Sur les conclusions à fin d'injonction :

5. Eu égard au motif qui le fonde, et sous réserve d'un changement dans les circonstances de droit et de fait, le présent jugement implique nécessairement que le préfet du Val-de-Marne fasse droit à la demande de regroupement familial que M. A a sollicité au bénéfice de son fils C, dans un délai de deux mois à compter de la date de sa notification.

Sur les frais de l'instance :

6. Il y a lieu, dans les circonstances de l'espèce, de faire application de l'article L. 761-1 du code de justice administrative et de mettre à la charge de l'État la somme de 1 200 euros au titre des frais exposés par M. A et non compris dans les dépens.

D E C I D E :

Article 1er : La décision implicite par laquelle la préfète du Val-de-Marne a rejeté la demande de regroupement familial présentée le 22 février 2021 par M. A au bénéfice de son fils C est annulée.

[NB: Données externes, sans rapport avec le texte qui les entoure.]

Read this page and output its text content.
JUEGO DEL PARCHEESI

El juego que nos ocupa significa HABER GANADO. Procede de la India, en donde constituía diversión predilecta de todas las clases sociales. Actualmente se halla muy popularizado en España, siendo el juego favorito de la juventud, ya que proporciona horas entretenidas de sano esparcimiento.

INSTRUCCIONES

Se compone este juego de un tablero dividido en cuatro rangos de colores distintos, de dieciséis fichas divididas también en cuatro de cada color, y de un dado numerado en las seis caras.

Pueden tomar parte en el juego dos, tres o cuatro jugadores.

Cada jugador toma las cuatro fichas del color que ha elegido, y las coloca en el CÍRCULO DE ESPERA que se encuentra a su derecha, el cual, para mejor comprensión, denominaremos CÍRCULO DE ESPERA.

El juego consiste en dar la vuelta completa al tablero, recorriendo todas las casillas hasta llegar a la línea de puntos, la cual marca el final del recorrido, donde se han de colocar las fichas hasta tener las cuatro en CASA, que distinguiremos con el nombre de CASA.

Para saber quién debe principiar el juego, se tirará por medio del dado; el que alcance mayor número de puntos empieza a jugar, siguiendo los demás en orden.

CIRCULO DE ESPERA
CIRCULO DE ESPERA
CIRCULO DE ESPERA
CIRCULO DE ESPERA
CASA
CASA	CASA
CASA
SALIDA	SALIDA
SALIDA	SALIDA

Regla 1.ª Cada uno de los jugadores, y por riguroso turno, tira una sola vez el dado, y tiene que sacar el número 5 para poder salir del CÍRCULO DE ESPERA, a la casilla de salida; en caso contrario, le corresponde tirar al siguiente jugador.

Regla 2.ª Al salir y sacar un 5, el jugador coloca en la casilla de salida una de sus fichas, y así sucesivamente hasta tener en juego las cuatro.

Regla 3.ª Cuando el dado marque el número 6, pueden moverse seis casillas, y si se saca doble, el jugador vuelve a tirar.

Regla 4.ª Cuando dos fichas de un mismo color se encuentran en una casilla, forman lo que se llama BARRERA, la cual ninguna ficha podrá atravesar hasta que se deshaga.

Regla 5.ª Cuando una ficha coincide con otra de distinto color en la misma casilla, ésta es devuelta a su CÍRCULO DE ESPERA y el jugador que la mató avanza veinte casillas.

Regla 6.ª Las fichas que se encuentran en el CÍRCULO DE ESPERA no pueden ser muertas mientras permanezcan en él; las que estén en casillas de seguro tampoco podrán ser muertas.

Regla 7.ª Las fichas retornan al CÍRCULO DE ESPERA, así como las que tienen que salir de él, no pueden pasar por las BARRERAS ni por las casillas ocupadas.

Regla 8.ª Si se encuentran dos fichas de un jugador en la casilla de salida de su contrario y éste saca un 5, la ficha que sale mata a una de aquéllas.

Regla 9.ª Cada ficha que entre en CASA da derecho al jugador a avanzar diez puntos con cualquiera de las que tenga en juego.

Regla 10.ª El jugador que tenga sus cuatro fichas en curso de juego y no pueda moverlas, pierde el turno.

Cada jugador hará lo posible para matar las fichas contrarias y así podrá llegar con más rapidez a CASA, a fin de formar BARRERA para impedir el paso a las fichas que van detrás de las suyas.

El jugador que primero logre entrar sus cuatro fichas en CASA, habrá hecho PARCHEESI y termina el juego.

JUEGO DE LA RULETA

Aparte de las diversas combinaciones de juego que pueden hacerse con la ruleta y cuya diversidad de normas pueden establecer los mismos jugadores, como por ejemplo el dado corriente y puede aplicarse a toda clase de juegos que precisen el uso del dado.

Article 2 : Il est enjoint au préfet du Val-de-Marne d'accorder à M. A le bénéfice du regroupement familial qu'il a sollicité au bénéfice de son fils C dans le délai de deux mois à compter de la notification du présent jugement.

Article 3 : L'État versera à M. A une somme de 1 200 euros au titre de l'article L. 761-1 du code de justice administrative.

Article 4 : Le présent jugement sera notifié à M. B A et au préfet du Val-de-Marne.

Délibéré après l'audience du 20 décembre 2024, à laquelle siégeaient :

Mme Mullié, présidente,

Mme Senichault de Izaguirre, conseillère,

M. Collen-Renaux, conseiller.

Rendu public par mise à disposition au greffe le 17 janvier 2025.

Le rapporteur,

T. COLLEN-RENAUXLa présidente,

N. MULLIÉ

La greffière,

C. ROUILLARD

La République mande et ordonne au préfet du Val-de-Marne en ce qui le concerne ou à tous commissaires de justice à ce requis en ce qui concerne les voies de droit commun contre les parties privées, de pourvoir à l'exécution de la présente décision.